The dangerous heat also struck Canada. Since the heat wave began, British Columbia saw “a significant increase in deaths” — about 100 more than usual — and it’s suspected that the weather was a contributing factor, the chief coroner for British Columbia, Lisa Lapointe, said in a statement Tuesday.
The record heat is over in Seattle and Portland.

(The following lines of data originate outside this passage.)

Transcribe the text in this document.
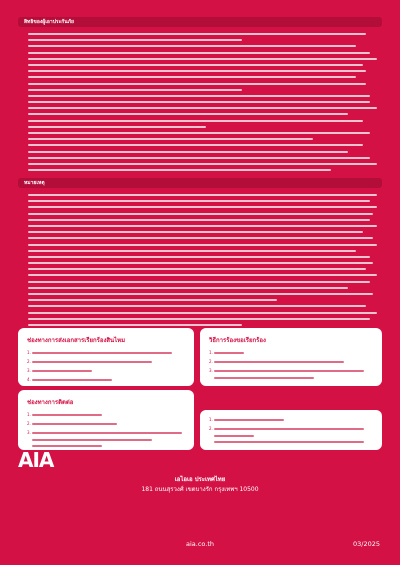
สิทธิของผู้เอาประกันภัย
หมายเหตุ
ช่องทางการส่งเอกสารเรียกร้องสินไหม
1.
2.
3.
4.
วิธีการร้องขอเรียกร้อง
1.
2.
3.
ช่องทางการติดต่อ
1.
2.
3.
1.
2.
AIA
เอไอเอ ประเทศไทย
181 ถนนสุรวงศ์ เขตบางรัก กรุงเทพฯ 10500
aia.co.th	03/2025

But on Tuesday, Spokane in eastern Washington hit a new record high temperature — 109 degrees.
The heat will continue for eastern Washington, eastern Oregon and California on Wednesday, and is also spreading into Montana and Idaho, where temperatures could climb above 100 degrees.
The hot and dry weather is also helping to fuel fires; there are now 47 large wildfires burning in the West.
Meanwhile, the Northeast is on its last day of its scorching heat wave.
Hartford, Connecticut, and Manchester, New Hampshire, smashed records Tuesday at 99 and 98 degrees respectively.
More record highs are possible Wednesday with temperatures in the upper 90s. It may feel like 102 degrees in Washington, D.C., 104 in Philadelphia and 101 in New York City.
Severe weather will then move into the Northeast Wednesday afternoon. A severe thunderstorm watch is in effect from western New York to Maine. Wind gusts will post the biggest threat from Albany to Boston to Portland, and isolated large hail and brief tornadoes are possible.
Then the Northeast will get a cool down. By Friday and Saturday temperatures will fall to the mid 80s in Philadelphia and New York, and plunge to the 60s in Boston.